[teampractices] [Discussion] Term for always prepping for the next thing

Rob Lanphier robla at wikimedia.org
Tue Sep 8 04:10:44 UTC 2015


On Mon, Sep 7, 2015 at 1:27 PM, Max Binder <mbinder at wikimedia.org> wrote:
> Everything is set at an equally high priority, with each upcoming task
> usurping the priority of the current task. There are no low priority
moments
> because stress of the upcoming tasks is the motivator to do the work.
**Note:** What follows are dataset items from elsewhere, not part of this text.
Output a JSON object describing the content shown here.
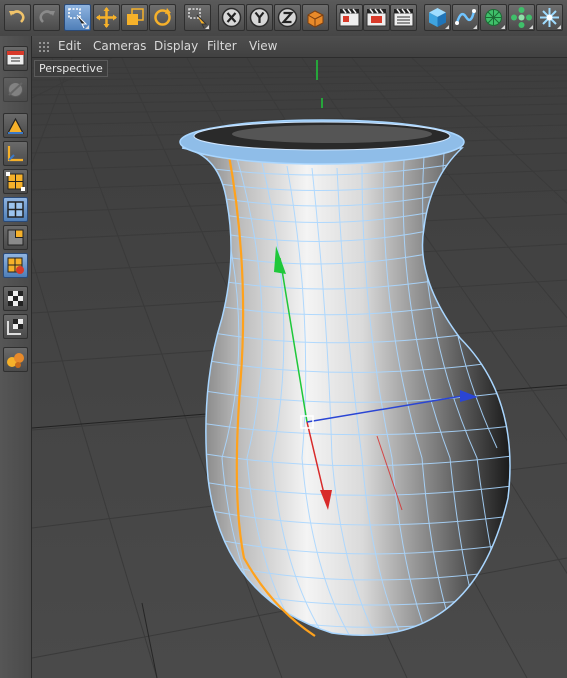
{
  "menu": {
    "items": [
      "Edit",
      "Cameras",
      "Display",
      "Filter",
      "View"
    ]
  },
  "viewport": {
    "label": "Perspective"
  },
  "toolbar": {
    "buttons": [
      "undo-icon",
      "redo-icon",
      "live-selection-icon",
      "move-icon",
      "scale-icon",
      "rotate-icon",
      "last-tool-icon",
      "x-axis-icon",
      "y-axis-icon",
      "z-axis-icon",
      "coordinate-system-icon",
      "render-view-icon",
      "render-picture-viewer-icon",
      "render-settings-icon",
      "cube-primitive-icon",
      "spline-pen-icon",
      "subdivision-surface-icon",
      "array-icon",
      "deformer-icon"
    ]
  },
  "left_palette": {
    "buttons": [
      "model-mode-icon",
      "object-axis-mode-icon",
      "texture-mode-icon",
      "workplane-mode-icon",
      "points-mode-icon",
      "edges-mode-icon",
      "polygons-mode-icon",
      "uv-mode-icon",
      "enable-axis-icon",
      "snap-grid-icon",
      "snap-settings-icon",
      "sculpt-icon"
    ]
  },
  "colors": {
    "selection": "#5f92d1",
    "wire": "#a9d6ff",
    "spline": "#ffa21c",
    "axis_x": "#d82a2a",
    "axis_y": "#1fc83a",
    "axis_z": "#2a45d4"
  }
}
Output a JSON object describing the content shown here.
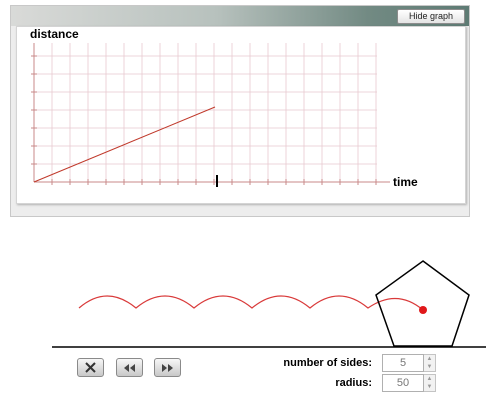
{
  "graph": {
    "hide_button_label": "Hide graph",
    "y_axis_label": "distance",
    "x_axis_label": "time",
    "line_color": "#c0392b",
    "grid_color": "#e8c8cf",
    "axis_color": "#c98a8a"
  },
  "simulation": {
    "pentagon_stroke": "#000000",
    "trace_color": "#d93a3a",
    "marker_color": "#e0181a"
  },
  "controls": {
    "buttons": [
      {
        "name": "reset-button",
        "icon": "close-x-icon"
      },
      {
        "name": "rewind-button",
        "icon": "rewind-icon"
      },
      {
        "name": "fast-forward-button",
        "icon": "fast-forward-icon"
      }
    ],
    "sides_label": "number of sides:",
    "sides_value": "5",
    "radius_label": "radius:",
    "radius_value": "50"
  }
}
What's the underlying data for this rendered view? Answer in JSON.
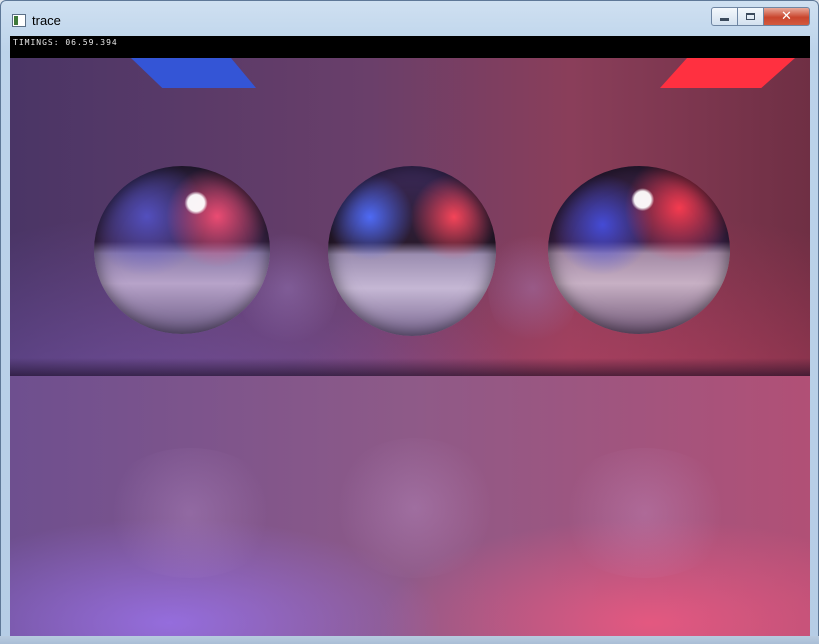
{
  "window": {
    "title": "trace",
    "buttons": {
      "minimize_icon": "minimize-icon",
      "maximize_icon": "maximize-icon",
      "close_label": "✕"
    }
  },
  "status": {
    "timings_label": "TIMINGS:",
    "timings_value": "06.59.394"
  },
  "colors": {
    "left_light": "#3455d6",
    "right_light": "#ff3040",
    "status_bar_bg": "#000000"
  }
}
I
also
> do believe that context-switching is not limited to the traditional phrase
> "multitasking," in that you can still do one thing at a time, but if you
> don't carve out capacity for preparing to do work then you can't execute
> when it is time to.

Ah, I call that "being stuck in swap" (see the "Thrashing" article on
Wikipedia <https://en.wikipedia.org/wiki/Thrashing_(computer_science)>).
In software and in life, it's tempting to try to do too much, where "too
much" may well be "too much planning".  The software side of this problem
is very well studied, and there are capacity management solutions.  I'm not
familiar with an equivalent term to "stuck in swap" that applies to
planning, so I've used that metaphor liberally in the past.

Perhaps that's still the "multitasking" metaphor that you're trying to
avoid, but I think that trying to plan the upcoming task at the same time
as executing the current task *is* a form of multitasking.